After 15 years of service, Allen Marine Tours announced on Feb. 4 the closure of Alaskan Dream Cruises, the company’s long trip overnight cruise subsidiary. The company is processing refunds for guests holding reservations for the 2026 season.
Alaskan Dream Cruises operated four ships on five to eight day excursions with a capacity of 40 to 80 passengers. The company employed 95 seasonal and around 10 year-round workers, offering hiking, kayaking and paddling excursions between Juneau, Sitka and Ketchikan.
“The small ship overnight industry carries particularly high overhead [costs], and there’s complex logistics,” said Zakary Kirkpatrick, Allen Marine’s corporate director of marketing and public relations. “In recent years, we’ve seen an expansion in cruise capacity, and that includes our niche expedition market.

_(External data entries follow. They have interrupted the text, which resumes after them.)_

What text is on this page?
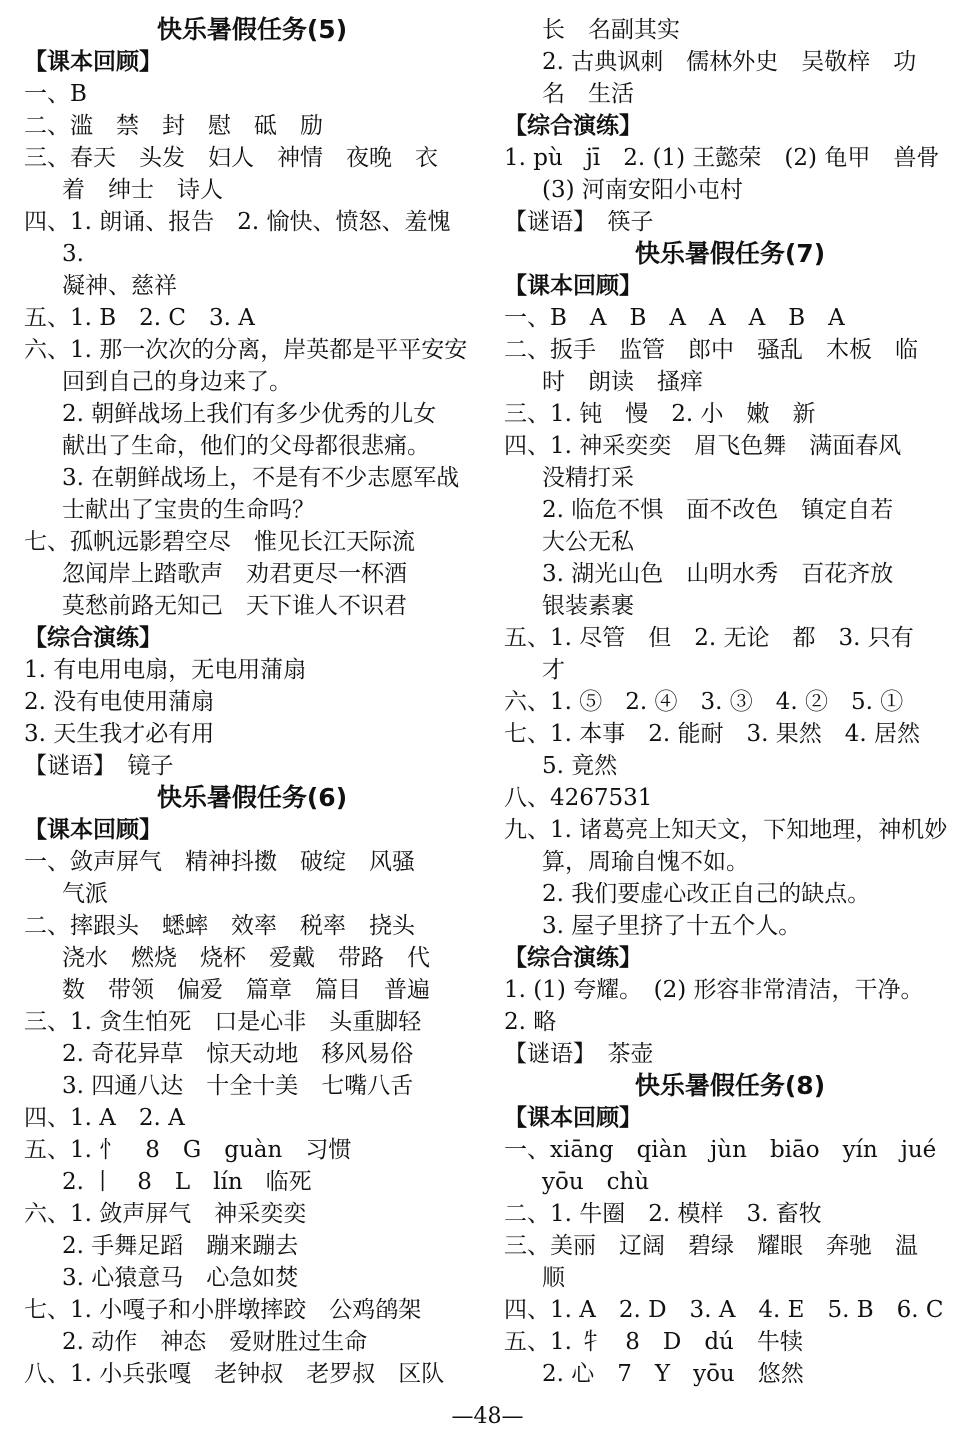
快乐暑假任务(5)
【课本回顾】
一、B
二、滥　禁　封　慰　砥　励
三、春天　头发　妇人　神情　夜晚　衣
着　绅士　诗人
四、1. 朗诵、报告　2. 愉快、愤怒、羞愧　3.
凝神、慈祥
五、1. B　2. C　3. A
六、1. 那一次次的分离，岸英都是平平安安
回到自己的身边来了。
2. 朝鲜战场上我们有多少优秀的儿女
献出了生命，他们的父母都很悲痛。
3. 在朝鲜战场上，不是有不少志愿军战
士献出了宝贵的生命吗？
七、孤帆远影碧空尽　惟见长江天际流
忽闻岸上踏歌声　劝君更尽一杯酒
莫愁前路无知己　天下谁人不识君
【综合演练】
1. 有电用电扇，无电用蒲扇
2. 没有电使用蒲扇
3. 天生我才必有用
【谜语】　镜子
快乐暑假任务(6)
【课本回顾】
一、敛声屏气　精神抖擞　破绽　风骚
气派
二、摔跟头　蟋蟀　效率　税率　挠头
浇水　燃烧　烧杯　爱戴　带路　代
数　带领　偏爱　篇章　篇目　普遍
三、1. 贪生怕死　口是心非　头重脚轻
2. 奇花异草　惊天动地　移风易俗
3. 四通八达　十全十美　七嘴八舌
四、1. A　2. A
五、1. 忄　8　G　guàn　习惯
2. 丨　8　L　lín　临死
六、1. 敛声屏气　神采奕奕
2. 手舞足蹈　蹦来蹦去
3. 心猿意马　心急如焚
七、1. 小嘎子和小胖墩摔跤　公鸡鹐架
2. 动作　神态　爱财胜过生命
八、1. 小兵张嘎　老钟叔　老罗叔　区队
长　名副其实
2. 古典讽刺　儒林外史　吴敬梓　功
名　生活
【综合演练】
1. pù　jī　2. (1) 王懿荣　(2) 龟甲　兽骨
(3) 河南安阳小屯村
【谜语】　筷子
快乐暑假任务(7)
【课本回顾】
一、B　A　B　A　A　A　B　A
二、扳手　监管　郎中　骚乱　木板　临
时　朗读　搔痒
三、1. 钝　慢　2. 小　嫩　新
四、1. 神采奕奕　眉飞色舞　满面春风
没精打采
2. 临危不惧　面不改色　镇定自若
大公无私
3. 湖光山色　山明水秀　百花齐放
银装素裹
五、1. 尽管　但　2. 无论　都　3. 只有　才
六、1. ⑤　2. ④　3. ③　4. ②　5. ①
七、1. 本事　2. 能耐　3. 果然　4. 居然
5. 竟然
八、4267531
九、1. 诸葛亮上知天文，下知地理，神机妙
算，周瑜自愧不如。
2. 我们要虚心改正自己的缺点。
3. 屋子里挤了十五个人。
【综合演练】
1. (1) 夸耀。　(2) 形容非常清洁，干净。
2. 略
【谜语】　茶壶
快乐暑假任务(8)
【课本回顾】
一、xiāng　qiàn　jùn　biāo　yín　jué
yōu　chù
二、1. 牛圈　2. 模样　3. 畜牧
三、美丽　辽阔　碧绿　耀眼　奔驰　温
顺
四、1. A　2. D　3. A　4. E　5. B　6. C
五、1. 牜　8　D　dú　牛犊
2. 心　7　Y　yōu　悠然
—48—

Jamey Cagle, president and CEO of Allen Marine, told the Empire that closing Alaskan Dream Cruises will allow the company to “responsibly focus our resources where they will have the greatest impact.”
Bob and Betty Allen founded the family- and Native-owned Allen Marine Tours in 1970. The Allens’ grandson Jamey Cagle began working at the company when he was 10 years old, becoming the division manager in Sitka in 1999 and vice-president five years later. Cagle played a crucial role in launching Alaskan Dream Cruises in 2011.
“The other thing that was really neat was being able to share as an indigenous owned company, the culture of the family and all of the Tlingit, the Haida, the Tsimshian cultures,” said Kirkpatrick.
“We still have an opportunity with our day tours throughout the region and all of the people that we get to work with to continue to make sure that our priority is to share that culture, in addition to the wonderful wildlife.”
Allen Marine Tours will continue to operate 30 vessels for day tours this season, employing 305 seasonal and 100 year-round workers between Juneau, Sitka and Ketchikan.